For Konney, a community nurse, the work means visiting close to 50 households daily to vaccinate between 20 and 40 individuals as Ghana seeks to inoculate 20 million out of a population of 31 million.
“We face a lot of challenges,” Konney told AFP.
“Most of the people do not want to vaccinate because they have heard of…side effects.”
Educating people that Covid remains a risk is a key part of the strategy, she said.
Abigail Otokunor, a 25-year-old student who had her first shot when Konney visited her mother’s shop, said she had been sceptical until the mobile vaccination team changed her mind.
“I just didn’t want to take it because I was scared of the side effects,” Otokunor told AFP.

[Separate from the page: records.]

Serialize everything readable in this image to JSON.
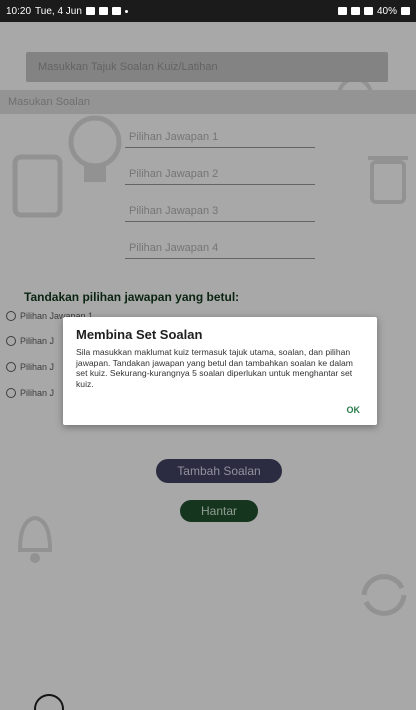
{
  "status_bar": {
    "time": "10:20",
    "date": "Tue, 4 Jun",
    "battery": "40%"
  },
  "form": {
    "title_placeholder": "Masukkan Tajuk Soalan Kuiz/Latihan",
    "question_placeholder": "Masukan Soalan",
    "answers": [
      "Pilihan Jawapan 1",
      "Pilihan Jawapan 2",
      "Pilihan Jawapan 3",
      "Pilihan Jawapan 4"
    ],
    "mark_heading": "Tandakan pilihan jawapan yang betul:",
    "radio_options": [
      "Pilihan Jawapan 1",
      "Pilihan J",
      "Pilihan J",
      "Pilihan J"
    ]
  },
  "buttons": {
    "add_question": "Tambah Soalan",
    "submit": "Hantar"
  },
  "dialog": {
    "title": "Membina Set Soalan",
    "message": "Sila masukkan maklumat kuiz termasuk tajuk utama, soalan, dan pilihan jawapan. Tandakan jawapan yang betul dan tambahkan soalan ke dalam set kuiz. Sekurang-kurangnya 5 soalan diperlukan untuk menghantar set kuiz.",
    "ok_label": "OK"
  },
  "icons": {
    "back": "back-arrow-icon"
  },
  "colors": {
    "add_button": "#3c3c5c",
    "submit_button": "#1f4a2a",
    "heading_green": "#0f3318",
    "ok_text": "#2a7b4a"
  }
}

Vaccine uptake in Africa is worryingly low, say experts.
The WHO last month said the continent had fully vaccinated just 15 percent of its adult population. And of the 714 million doses that had been received so far, just 61 percent had been administered.
Only Mauritius and Seychelles have surpassed 70 percent vaccination coverage. Fifteen countries have still to fully vaccinate even 10 percent of their population.
As for Ghana, 24.5 percent of the target population (22.9 million people) has been fully vaccinated, the GAVI vaccine alliance says.
The country has documented over 160,000 confirmed cases of coronavirus, of which 1,445 were fatal.
In Chorkor, coordinator Christiana Odei said the door-to-door drive had reached out to many inhabitants who were vaccine-hesitant.
“About 75 percent of the community people have taken their first dose now,” Odei said.
Early concerns about vaccine shortages have eased, said Aichatou Cisse, the senior country manager for Ghana at GAVI.
“African countries can get vaccines to protect Africans, so we’re on a good path,” Cisse said.